Footnote: 2     2According to the brief for the State the plea agreement contract was drafted on October 29, 1997, and signed by the defendant and the prosecuting attorney on November 10, 1997.
Footnote: 3     3The November 10, 1997 plea agreement provided for the following:
        2. Resolution of charges: Defendant will plead guilty as charged to grand larceny as contained in count 2 of the two Summers County indictments for Criminal Actions No: 97-F-10 and 97-F-11. These are felony offenses. After the Court accepts this plea, the State will move to dismiss each county number 1 of the two Summers County indictments, and all charges now pending or under investigation except for battery on a police officer (Summers County Magistrate Case No. 97- M-19), with prejudice.

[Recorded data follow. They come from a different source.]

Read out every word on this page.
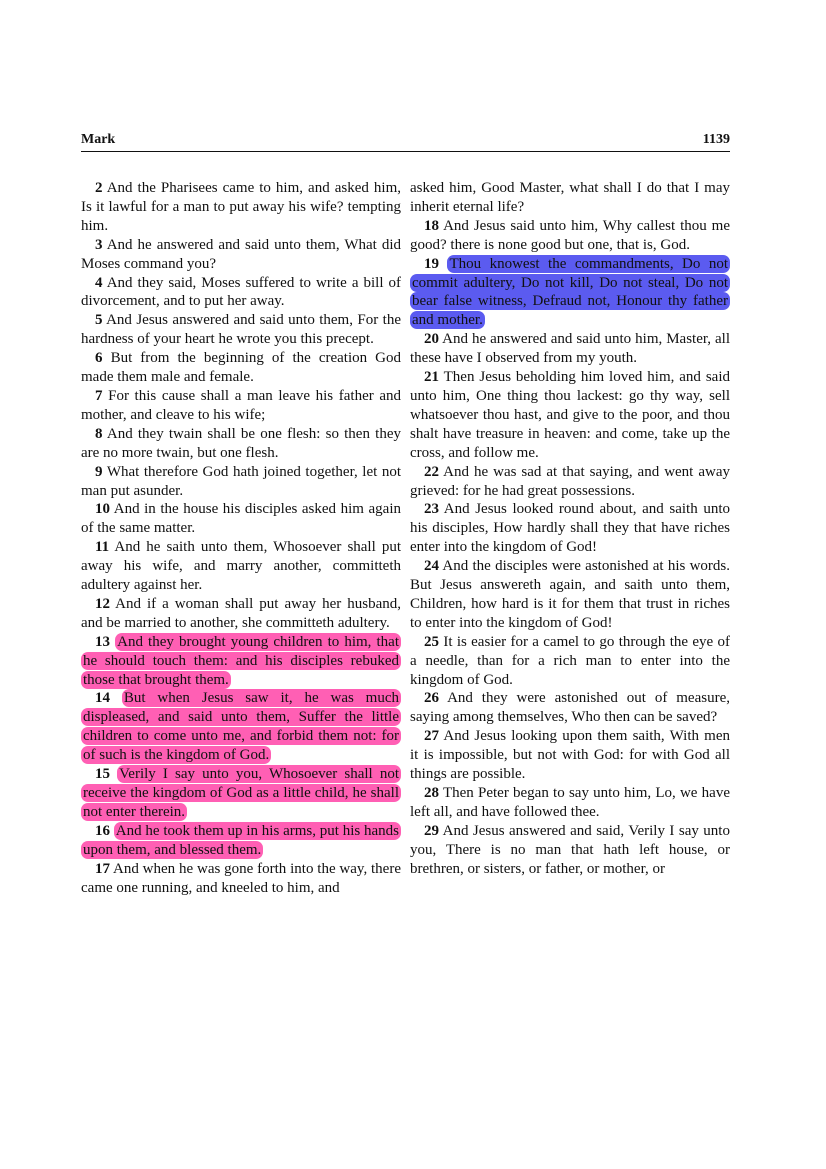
Mark	1139

2 And the Pharisees came to him, and asked him, Is it lawful for a man to put away his wife? tempting him.

3 And he answered and said unto them, What did Moses command you?

4 And they said, Moses suffered to write a bill of divorcement, and to put her away.

5 And Jesus answered and said unto them, For the hardness of your heart he wrote you this precept.

6 But from the beginning of the creation God made them male and female.

7 For this cause shall a man leave his father and mother, and cleave to his wife;

8 And they twain shall be one flesh: so then they are no more twain, but one flesh.

9 What therefore God hath joined together, let not man put asunder.

10 And in the house his disciples asked him again of the same matter.

11 And he saith unto them, Whosoever shall put away his wife, and marry another, committeth adultery against her.

12 And if a woman shall put away her husband, and be married to another, she committeth adultery.

13 And they brought young children to him, that he should touch them: and his disciples rebuked those that brought them.

14 But when Jesus saw it, he was much displeased, and said unto them, Suffer the little children to come unto me, and forbid them not: for of such is the kingdom of God.

15 Verily I say unto you, Whosoever shall not receive the kingdom of God as a little child, he shall not enter therein.

16 And he took them up in his arms, put his hands upon them, and blessed them.

17 And when he was gone forth into the way, there came one running, and kneeled to him, and

asked him, Good Master, what shall I do that I may inherit eternal life?

18 And Jesus said unto him, Why callest thou me good? there is none good but one, that is, God.

19 Thou knowest the commandments, Do not commit adultery, Do not kill, Do not steal, Do not bear false witness, Defraud not, Honour thy father and mother.

20 And he answered and said unto him, Master, all these have I observed from my youth.

21 Then Jesus beholding him loved him, and said unto him, One thing thou lackest: go thy way, sell whatsoever thou hast, and give to the poor, and thou shalt have treasure in heaven: and come, take up the cross, and follow me.

22 And he was sad at that saying, and went away grieved: for he had great possessions.

23 And Jesus looked round about, and saith unto his disciples, How hardly shall they that have riches enter into the kingdom of God!

24 And the disciples were astonished at his words. But Jesus answereth again, and saith unto them, Children, how hard is it for them that trust in riches to enter into the kingdom of God!

25 It is easier for a camel to go through the eye of a needle, than for a rich man to enter into the kingdom of God.

26 And they were astonished out of measure, saying among themselves, Who then can be saved?

27 And Jesus looking upon them saith, With men it is impossible, but not with God: for with God all things are possible.

28 Then Peter began to say unto him, Lo, we have left all, and have followed thee.

29 And Jesus answered and said, Verily I say unto you, There is no man that hath left house, or brethren, or sisters, or father, or mother, or
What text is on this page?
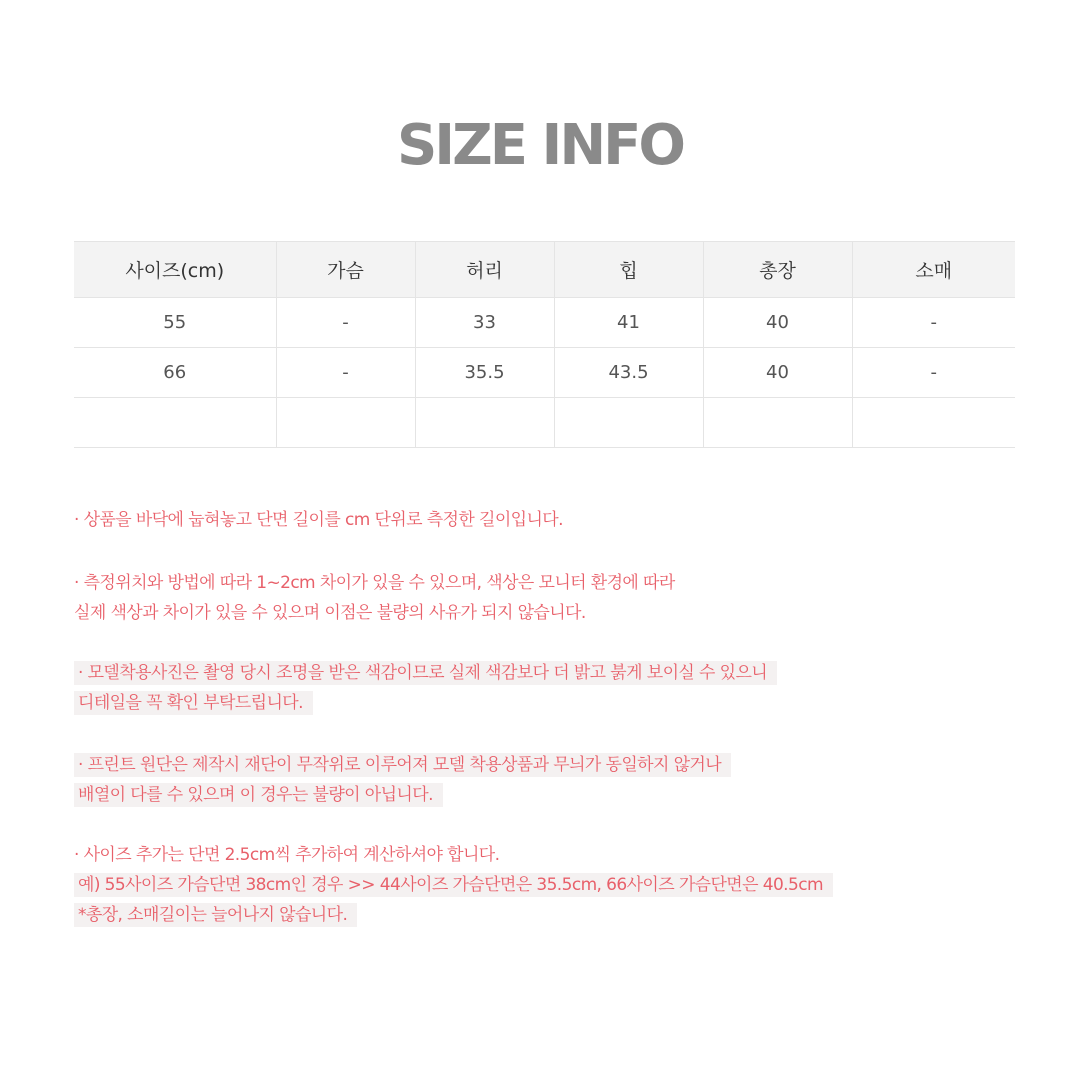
SIZE INFO
사이즈(cm)	가슴	허리	힙	총장	소매
55	-	33	41	40	-
66	-	35.5	43.5	40	-

· 상품을 바닥에 눕혀놓고 단면 길이를 cm 단위로 측정한 길이입니다.
· 측정위치와 방법에 따라 1~2cm 차이가 있을 수 있으며, 색상은 모니터 환경에 따라
실제 색상과 차이가 있을 수 있으며 이점은 불량의 사유가 되지 않습니다.
· 모델착용사진은 촬영 당시 조명을 받은 색감이므로 실제 색감보다 더 밝고 붉게 보이실 수 있으니
디테일을 꼭 확인 부탁드립니다.
· 프린트 원단은 제작시 재단이 무작위로 이루어져 모델 착용상품과 무늬가 동일하지 않거나
배열이 다를 수 있으며 이 경우는 불량이 아닙니다.
· 사이즈 추가는 단면 2.5cm씩 추가하여 계산하셔야 합니다.
예) 55사이즈 가슴단면 38cm인 경우 >> 44사이즈 가슴단면은 35.5cm, 66사이즈 가슴단면은 40.5cm
*총장, 소매길이는 늘어나지 않습니다.
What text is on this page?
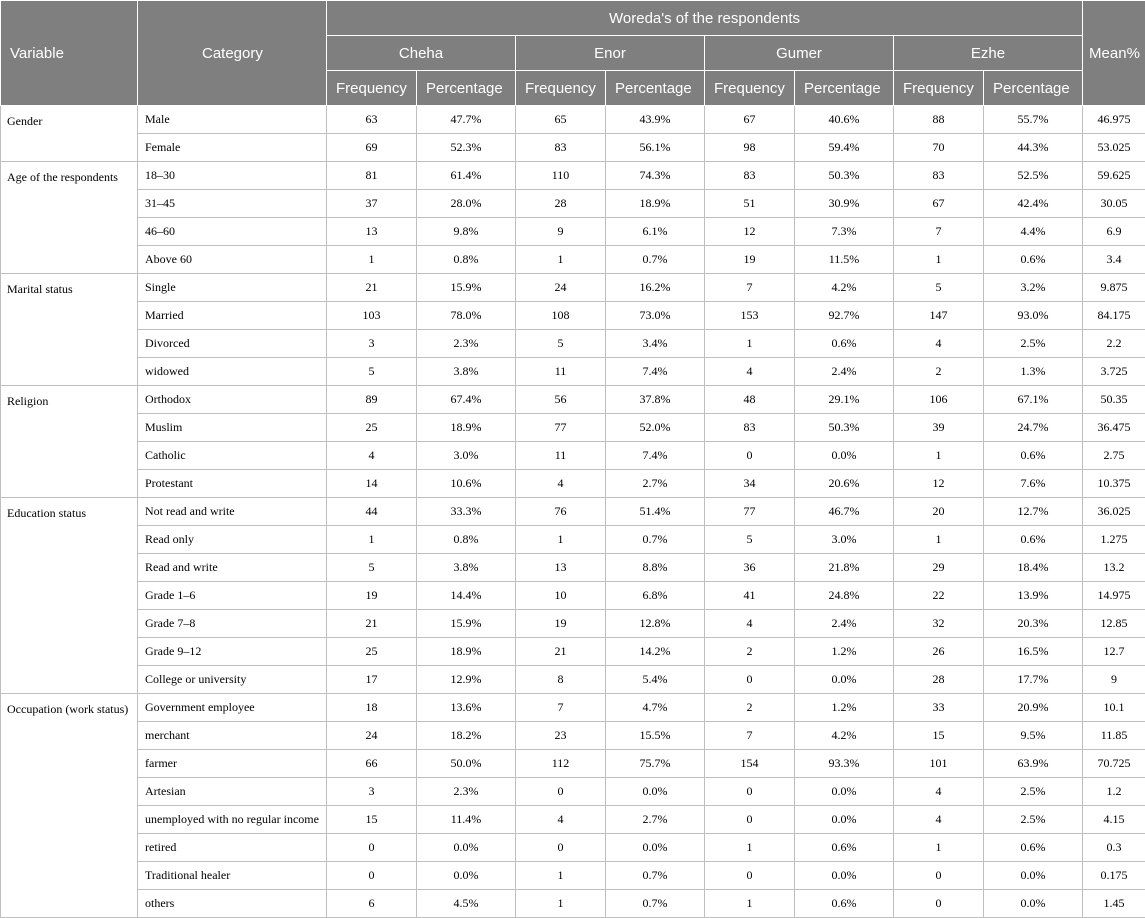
Variable	Category	Woreda's of the respondents								Mean%
		Cheha		Enor		Gumer		Ezhe		
		Frequency	Percentage	Frequency	Percentage	Frequency	Percentage	Frequency	Percentage	
Gender	Male	63	47.7%	65	43.9%	67	40.6%	88	55.7%	46.975
	Female	69	52.3%	83	56.1%	98	59.4%	70	44.3%	53.025
Age of the respondents	18–30	81	61.4%	110	74.3%	83	50.3%	83	52.5%	59.625
	31–45	37	28.0%	28	18.9%	51	30.9%	67	42.4%	30.05
	46–60	13	9.8%	9	6.1%	12	7.3%	7	4.4%	6.9
	Above 60	1	0.8%	1	0.7%	19	11.5%	1	0.6%	3.4
Marital status	Single	21	15.9%	24	16.2%	7	4.2%	5	3.2%	9.875
	Married	103	78.0%	108	73.0%	153	92.7%	147	93.0%	84.175
	Divorced	3	2.3%	5	3.4%	1	0.6%	4	2.5%	2.2
	widowed	5	3.8%	11	7.4%	4	2.4%	2	1.3%	3.725
Religion	Orthodox	89	67.4%	56	37.8%	48	29.1%	106	67.1%	50.35
	Muslim	25	18.9%	77	52.0%	83	50.3%	39	24.7%	36.475
	Catholic	4	3.0%	11	7.4%	0	0.0%	1	0.6%	2.75
	Protestant	14	10.6%	4	2.7%	34	20.6%	12	7.6%	10.375
Education status	Not read and write	44	33.3%	76	51.4%	77	46.7%	20	12.7%	36.025
	Read only	1	0.8%	1	0.7%	5	3.0%	1	0.6%	1.275
	Read and write	5	3.8%	13	8.8%	36	21.8%	29	18.4%	13.2
	Grade 1–6	19	14.4%	10	6.8%	41	24.8%	22	13.9%	14.975
	Grade 7–8	21	15.9%	19	12.8%	4	2.4%	32	20.3%	12.85
	Grade 9–12	25	18.9%	21	14.2%	2	1.2%	26	16.5%	12.7
	College or university	17	12.9%	8	5.4%	0	0.0%	28	17.7%	9
Occupation (work status)	Government employee	18	13.6%	7	4.7%	2	1.2%	33	20.9%	10.1
	merchant	24	18.2%	23	15.5%	7	4.2%	15	9.5%	11.85
	farmer	66	50.0%	112	75.7%	154	93.3%	101	63.9%	70.725
	Artesian	3	2.3%	0	0.0%	0	0.0%	4	2.5%	1.2
	unemployed with no regular income	15	11.4%	4	2.7%	0	0.0%	4	2.5%	4.15
	retired	0	0.0%	0	0.0%	1	0.6%	1	0.6%	0.3
	Traditional healer	0	0.0%	1	0.7%	0	0.0%	0	0.0%	0.175
	others	6	4.5%	1	0.7%	1	0.6%	0	0.0%	1.45
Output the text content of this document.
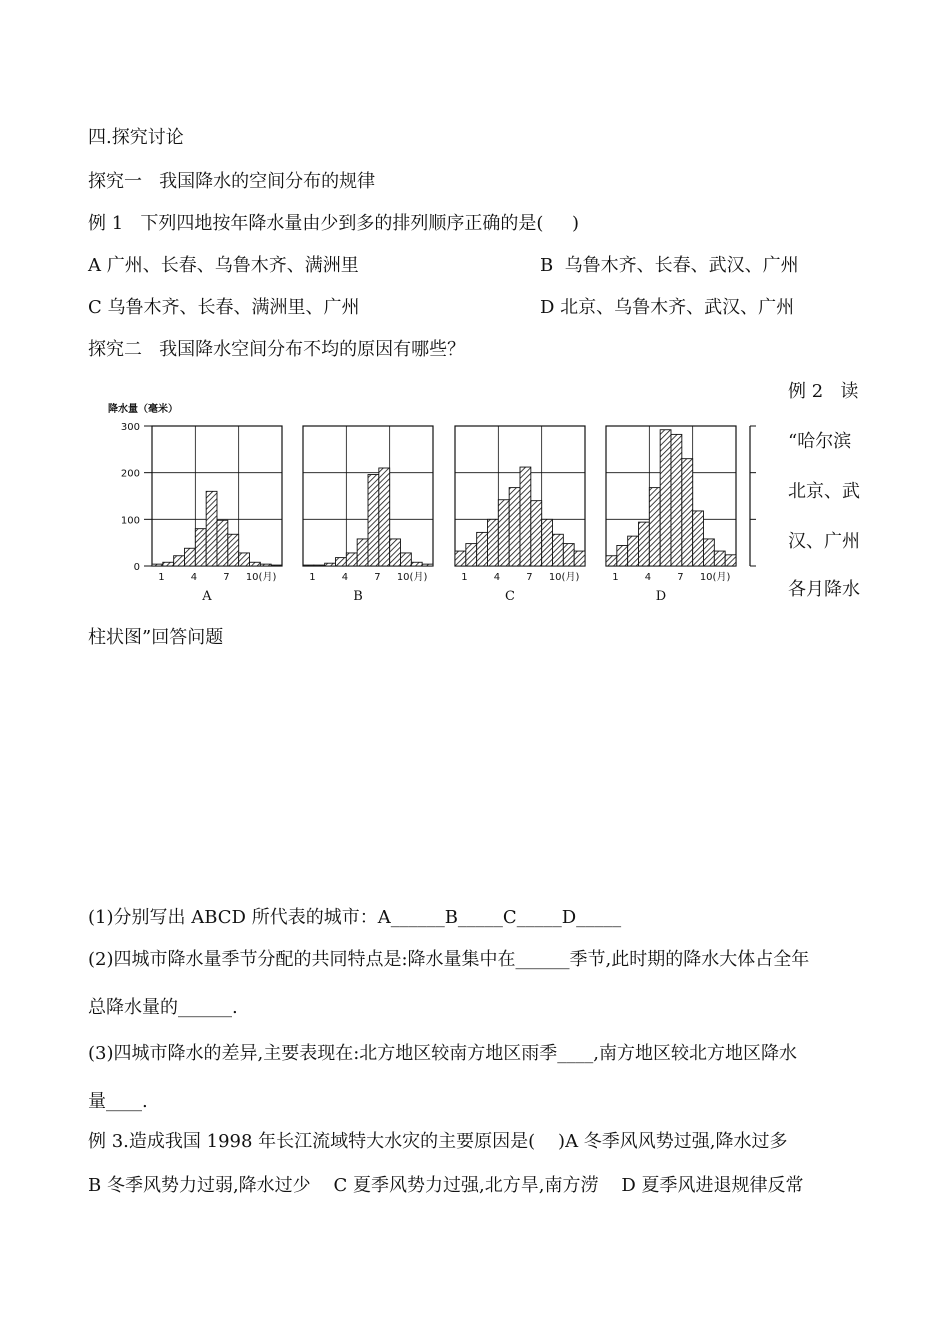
四.探究讨论
探究一   我国降水的空间分布的规律
例 1   下列四地按年降水量由少到多的排列顺序正确的是(     )
A 广州、长春、乌鲁木齐、满洲里	B  乌鲁木齐、长春、武汉、广州
C 乌鲁木齐、长春、满洲里、广州	D 北京、乌鲁木齐、武汉、广州
探究二   我国降水空间分布不均的原因有哪些？
例 2   读
“哈尔滨
北京、武
汉、广州
各月降水
柱状图”回答问题
降水量（毫米）
0
100
200
300
1	4	7 10(月)
A
1	4	7 10(月)
B
1	4	7 10(月)
C
1	4	7 10(月)
D
(1)分别写出 ABCD 所代表的城市：A______B_____C_____D_____
(2)四城市降水量季节分配的共同特点是:降水量集中在______季节,此时期的降水大体占全年
总降水量的______.
(3)四城市降水的差异,主要表现在:北方地区较南方地区雨季____,南方地区较北方地区降水
量____.
例 3.造成我国 1998 年长江流域特大水灾的主要原因是(    )A 冬季风风势过强,降水过多
B 冬季风势力过弱,降水过少    C 夏季风势力过强,北方旱,南方涝    D 夏季风进退规律反常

Footnote: 4     4We recognize that the plea agreement in this case is unique. If an investigation had been conducted wherein the identity of the suspect was not known at the time of the plea agreement but was later shown to be Palmer, we might reach a different result.
Footnote: 5     5Rule 11(e)(1)(C)[1995] of the West Virginia Rules of Criminal Procedure provides the procedure to be followed for plea agreements.
Footnote: 6     6Palmer raises another issue on appeal concerning the plea agreement. Due to our decision in this matter, we do not address this additional assignment of error.